The plaintiffs’ suit centers primarily on whether their agreement provides for mandatory arbitration of the supervisory status of the employees. A seemingly mandatory first paragraph to the grievance article provides: “Should there arise * * * any dispute * * * of whatever kind or nature * * [i]t shall in no event be the subject of lock-out, strike or work stoppage. Instead, such dispute * * * shall be initiated * * * and adjusted in the following manner:” Such broad and sweeping language has frequently been construed by the courts to require arbitration of any grievance not expressly excluded, without weighing the claims on the merits. See John Wiley & Sons v. Livingston, 376 U.S. 543, 84 S.Ct. 909, 11 L.Ed.2d 898 (1964); Communication Workers of America v. Bell Telephone Laboratories, Inc., 349 F.2d 398 (3rd Cir.1965); General Warehousemen and Employees Union No. 636 v. American Hardware Supply Co., 329 F.2d 789 (3rd Cir.), cert. denied 379 U.S. 829, 85 S.Ct. 57, 13 L.Ed.2d 37 (1964); Procter and Gamble Independent Union of Port Ivory, N. Y. v. Procter and Gamble Mfg. Co., 298 F.2d 644 (2nd Cir.1962).

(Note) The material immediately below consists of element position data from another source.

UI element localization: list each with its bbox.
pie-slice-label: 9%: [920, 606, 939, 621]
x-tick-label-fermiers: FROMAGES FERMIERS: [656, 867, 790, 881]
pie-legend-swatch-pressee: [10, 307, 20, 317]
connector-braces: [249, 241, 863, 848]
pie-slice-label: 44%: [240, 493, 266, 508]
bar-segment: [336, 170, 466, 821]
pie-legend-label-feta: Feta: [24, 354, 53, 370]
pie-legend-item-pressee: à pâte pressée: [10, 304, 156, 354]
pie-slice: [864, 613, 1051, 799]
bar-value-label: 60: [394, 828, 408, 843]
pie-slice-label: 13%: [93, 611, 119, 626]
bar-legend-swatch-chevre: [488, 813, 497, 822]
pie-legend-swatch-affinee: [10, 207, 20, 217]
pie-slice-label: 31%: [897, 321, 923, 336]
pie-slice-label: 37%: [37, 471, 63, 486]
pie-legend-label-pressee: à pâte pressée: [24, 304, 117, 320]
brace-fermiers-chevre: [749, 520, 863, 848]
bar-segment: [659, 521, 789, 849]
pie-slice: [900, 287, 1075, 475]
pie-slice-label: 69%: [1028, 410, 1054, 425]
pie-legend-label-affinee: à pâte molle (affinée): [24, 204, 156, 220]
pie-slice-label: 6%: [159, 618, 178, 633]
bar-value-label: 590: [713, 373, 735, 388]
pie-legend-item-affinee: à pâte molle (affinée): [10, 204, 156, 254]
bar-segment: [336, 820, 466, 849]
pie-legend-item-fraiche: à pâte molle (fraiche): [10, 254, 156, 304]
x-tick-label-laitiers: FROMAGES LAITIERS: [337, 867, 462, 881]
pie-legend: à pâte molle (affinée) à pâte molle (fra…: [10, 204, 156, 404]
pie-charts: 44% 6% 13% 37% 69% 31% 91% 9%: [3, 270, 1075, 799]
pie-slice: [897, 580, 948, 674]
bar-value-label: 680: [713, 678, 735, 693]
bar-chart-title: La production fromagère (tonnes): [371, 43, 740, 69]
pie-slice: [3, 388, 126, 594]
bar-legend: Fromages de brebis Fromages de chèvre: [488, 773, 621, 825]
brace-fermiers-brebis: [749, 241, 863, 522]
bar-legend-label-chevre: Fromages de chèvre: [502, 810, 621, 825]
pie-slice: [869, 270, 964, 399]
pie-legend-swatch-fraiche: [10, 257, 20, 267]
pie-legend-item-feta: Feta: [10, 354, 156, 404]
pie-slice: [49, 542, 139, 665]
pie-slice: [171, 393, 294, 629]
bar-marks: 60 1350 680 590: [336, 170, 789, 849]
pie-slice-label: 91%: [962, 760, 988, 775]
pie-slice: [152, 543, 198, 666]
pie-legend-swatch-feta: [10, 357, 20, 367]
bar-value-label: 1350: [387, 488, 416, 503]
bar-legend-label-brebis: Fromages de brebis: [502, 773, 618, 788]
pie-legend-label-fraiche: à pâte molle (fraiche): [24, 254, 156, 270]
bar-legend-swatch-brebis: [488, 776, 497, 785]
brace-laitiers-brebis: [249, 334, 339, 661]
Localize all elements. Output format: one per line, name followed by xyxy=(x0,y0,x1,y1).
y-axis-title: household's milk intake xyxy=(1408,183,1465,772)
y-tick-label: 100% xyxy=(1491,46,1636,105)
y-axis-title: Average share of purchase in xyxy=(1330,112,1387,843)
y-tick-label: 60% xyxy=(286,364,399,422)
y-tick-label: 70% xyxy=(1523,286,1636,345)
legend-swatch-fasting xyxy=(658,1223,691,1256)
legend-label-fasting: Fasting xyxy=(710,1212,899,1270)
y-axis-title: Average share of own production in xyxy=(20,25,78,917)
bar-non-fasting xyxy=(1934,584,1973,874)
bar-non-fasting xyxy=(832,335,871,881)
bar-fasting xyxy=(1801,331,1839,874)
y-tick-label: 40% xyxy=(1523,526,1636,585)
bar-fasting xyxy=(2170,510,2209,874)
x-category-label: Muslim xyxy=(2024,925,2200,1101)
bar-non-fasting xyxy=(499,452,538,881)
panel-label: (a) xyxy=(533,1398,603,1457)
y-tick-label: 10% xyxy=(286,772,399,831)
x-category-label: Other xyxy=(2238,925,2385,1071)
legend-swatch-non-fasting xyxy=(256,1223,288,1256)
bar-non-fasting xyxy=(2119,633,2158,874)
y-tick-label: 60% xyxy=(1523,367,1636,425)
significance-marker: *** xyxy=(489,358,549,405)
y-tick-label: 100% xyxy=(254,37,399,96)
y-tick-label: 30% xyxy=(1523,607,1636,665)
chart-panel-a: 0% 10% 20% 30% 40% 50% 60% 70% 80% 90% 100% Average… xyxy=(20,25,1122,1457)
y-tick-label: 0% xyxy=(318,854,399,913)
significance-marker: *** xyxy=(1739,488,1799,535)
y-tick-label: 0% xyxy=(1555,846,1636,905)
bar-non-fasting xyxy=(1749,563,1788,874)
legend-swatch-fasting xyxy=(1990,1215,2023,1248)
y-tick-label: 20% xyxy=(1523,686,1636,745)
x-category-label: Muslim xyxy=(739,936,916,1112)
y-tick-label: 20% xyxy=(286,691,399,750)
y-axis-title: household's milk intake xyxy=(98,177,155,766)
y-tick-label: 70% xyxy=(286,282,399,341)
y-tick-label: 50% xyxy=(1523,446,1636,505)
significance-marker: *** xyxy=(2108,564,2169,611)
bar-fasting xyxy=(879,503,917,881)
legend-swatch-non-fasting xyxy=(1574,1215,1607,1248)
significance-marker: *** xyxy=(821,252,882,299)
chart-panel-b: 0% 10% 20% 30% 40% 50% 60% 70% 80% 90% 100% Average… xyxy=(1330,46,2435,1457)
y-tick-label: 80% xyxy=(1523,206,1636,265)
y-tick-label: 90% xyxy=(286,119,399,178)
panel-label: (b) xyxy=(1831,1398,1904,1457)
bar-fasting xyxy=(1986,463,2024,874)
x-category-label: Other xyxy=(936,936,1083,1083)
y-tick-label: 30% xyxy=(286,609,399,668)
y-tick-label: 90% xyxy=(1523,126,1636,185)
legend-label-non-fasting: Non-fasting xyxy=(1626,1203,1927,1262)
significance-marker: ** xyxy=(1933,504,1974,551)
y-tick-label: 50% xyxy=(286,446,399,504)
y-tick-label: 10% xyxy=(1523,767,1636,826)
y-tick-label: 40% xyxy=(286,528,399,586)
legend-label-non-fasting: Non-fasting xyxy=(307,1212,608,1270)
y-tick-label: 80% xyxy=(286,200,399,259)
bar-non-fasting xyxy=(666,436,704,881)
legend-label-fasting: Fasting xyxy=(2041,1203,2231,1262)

None of the cases listed above, however, contained a similar provision as contained in the last paragraph in the subject grievance article. That paragraph provides that if either party refuses “to submit to * * * the grievance procedure at any stage * * * then, in that event both parties shall be free to pursue any other means at their disposal to support their contention.” This language is in direct conflict to the first paragraph in the grievance article, and operates, in this court’s view, as an option that either party may resort to if they do not choose to arbitrate a dispute. It is clear that the parties contemplated a situation where if one of the parties did not wish to arbitrate a dispute, such party could refuse to “submit to” or “comply with” the grievance procedure. The contract further provided that if either refused to arbitrate the parties “shall be free” to pursue any other means to support their contentions, including the before-prohibited means of “lock-out” or “strike.” The language is clear and unambiguous as to the intent of the parties when this contract was written, and as such cannot be interpreted as requiring mandatory arbitration by either party:

It is the Court’s finding that the defendants were not obligated to submit to arbitration by the terms of their contracts with the plaintiffs. Accordingly, the plaintiffs’ request for an injunction is denied.